The effects of AI and machine learning model training on the environment have also been brought into relief. In June 2020, researchers at the University of Massachusetts at Amherst released a report estimating that the amount of power required for training and searching a certain model involves the emissions of roughly 626,000 pounds of carbon dioxide, equivalent to nearly 5 times the lifetime emissions of the average U.S. car. OpenAI itself has conceded that models like Codex require significant amounts of compute — on the order of hundreds of petaflops per day — which contributes to carbon emissions.
In a sliver of good news, the cost for FLOPS and basic machine learning operations have been falling over the past few years. A 2020 OpenAI survey found that since 2012, the amount of compute needed to train a model to the same performance on classifying images in a popular benchmark — ImageNet — has been decreasing by a factor of two every 16 months. Other recent research suggests that large language models aren’t always more complex than smaller models, depending on the techniques used to train them.
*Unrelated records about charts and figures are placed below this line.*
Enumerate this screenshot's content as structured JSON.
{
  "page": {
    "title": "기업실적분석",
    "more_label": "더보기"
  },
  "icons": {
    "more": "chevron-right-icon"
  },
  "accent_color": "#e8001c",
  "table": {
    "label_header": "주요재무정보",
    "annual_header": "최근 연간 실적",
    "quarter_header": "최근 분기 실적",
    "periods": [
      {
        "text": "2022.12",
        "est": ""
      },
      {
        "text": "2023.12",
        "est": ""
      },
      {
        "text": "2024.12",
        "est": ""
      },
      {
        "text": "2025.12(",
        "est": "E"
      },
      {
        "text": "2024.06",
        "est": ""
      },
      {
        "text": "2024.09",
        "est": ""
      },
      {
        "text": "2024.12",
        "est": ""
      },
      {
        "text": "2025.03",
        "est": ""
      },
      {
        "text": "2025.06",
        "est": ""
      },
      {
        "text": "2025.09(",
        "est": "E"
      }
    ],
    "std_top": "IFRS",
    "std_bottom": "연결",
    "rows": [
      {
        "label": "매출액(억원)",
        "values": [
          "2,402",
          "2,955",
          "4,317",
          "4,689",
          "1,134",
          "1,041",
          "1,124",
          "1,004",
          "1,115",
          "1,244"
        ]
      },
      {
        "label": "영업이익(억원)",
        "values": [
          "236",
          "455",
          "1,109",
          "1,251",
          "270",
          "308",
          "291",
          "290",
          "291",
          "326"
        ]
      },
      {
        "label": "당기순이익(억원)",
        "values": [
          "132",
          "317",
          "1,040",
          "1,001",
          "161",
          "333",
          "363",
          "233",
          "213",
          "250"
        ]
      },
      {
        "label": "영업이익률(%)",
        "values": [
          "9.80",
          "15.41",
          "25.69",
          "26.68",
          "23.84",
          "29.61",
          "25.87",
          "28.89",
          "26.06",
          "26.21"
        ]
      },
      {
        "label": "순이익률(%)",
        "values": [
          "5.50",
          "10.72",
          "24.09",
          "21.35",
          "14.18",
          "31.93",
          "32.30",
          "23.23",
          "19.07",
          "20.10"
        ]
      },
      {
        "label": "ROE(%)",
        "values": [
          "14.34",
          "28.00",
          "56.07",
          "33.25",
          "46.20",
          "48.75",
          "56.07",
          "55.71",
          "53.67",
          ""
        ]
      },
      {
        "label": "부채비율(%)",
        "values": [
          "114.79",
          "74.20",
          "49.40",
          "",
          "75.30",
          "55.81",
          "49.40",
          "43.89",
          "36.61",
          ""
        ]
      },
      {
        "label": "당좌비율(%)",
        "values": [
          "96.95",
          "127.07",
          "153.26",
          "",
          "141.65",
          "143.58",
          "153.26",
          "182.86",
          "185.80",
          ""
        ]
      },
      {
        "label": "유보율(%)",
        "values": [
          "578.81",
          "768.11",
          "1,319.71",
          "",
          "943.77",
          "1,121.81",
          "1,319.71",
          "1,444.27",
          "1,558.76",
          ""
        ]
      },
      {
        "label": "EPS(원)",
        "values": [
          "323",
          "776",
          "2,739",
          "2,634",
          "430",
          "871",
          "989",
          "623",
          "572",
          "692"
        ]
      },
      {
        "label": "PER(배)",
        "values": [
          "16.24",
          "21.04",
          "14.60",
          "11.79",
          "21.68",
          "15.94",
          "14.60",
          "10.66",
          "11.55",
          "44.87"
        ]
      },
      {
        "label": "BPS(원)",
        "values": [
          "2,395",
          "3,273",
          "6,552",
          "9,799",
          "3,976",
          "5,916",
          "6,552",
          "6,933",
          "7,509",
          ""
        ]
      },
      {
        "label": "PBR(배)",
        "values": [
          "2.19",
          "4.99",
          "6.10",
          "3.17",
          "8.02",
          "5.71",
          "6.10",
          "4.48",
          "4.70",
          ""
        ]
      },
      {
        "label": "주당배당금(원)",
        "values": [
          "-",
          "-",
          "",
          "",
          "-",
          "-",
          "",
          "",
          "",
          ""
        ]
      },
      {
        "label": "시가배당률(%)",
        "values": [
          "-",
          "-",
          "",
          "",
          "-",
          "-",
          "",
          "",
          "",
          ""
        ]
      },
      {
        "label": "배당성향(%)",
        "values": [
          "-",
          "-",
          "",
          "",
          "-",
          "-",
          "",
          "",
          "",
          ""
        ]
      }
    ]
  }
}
Maria Antoniak, a natural language processing researcher and data scientist at Cornell University, says when it comes to natural language, it’s an open question whether larger models are the right approach. While some of the best benchmark performance scores today come from large datasets and models, the payoff from dumping enormous amounts of data into models is uncertain.
“The current structure of the field is task-focused, where the community gathers together to try to solve specific problems on specific datasets,” Antoniak told VentureBeat in a previous interview. “These tasks are usually very structured and can have their own weaknesses, so while they help our field move forward in some ways, they can also constrain us. Large models perform well on these tasks, but whether these tasks can ultimately lead us to any true language understanding is up for debate.”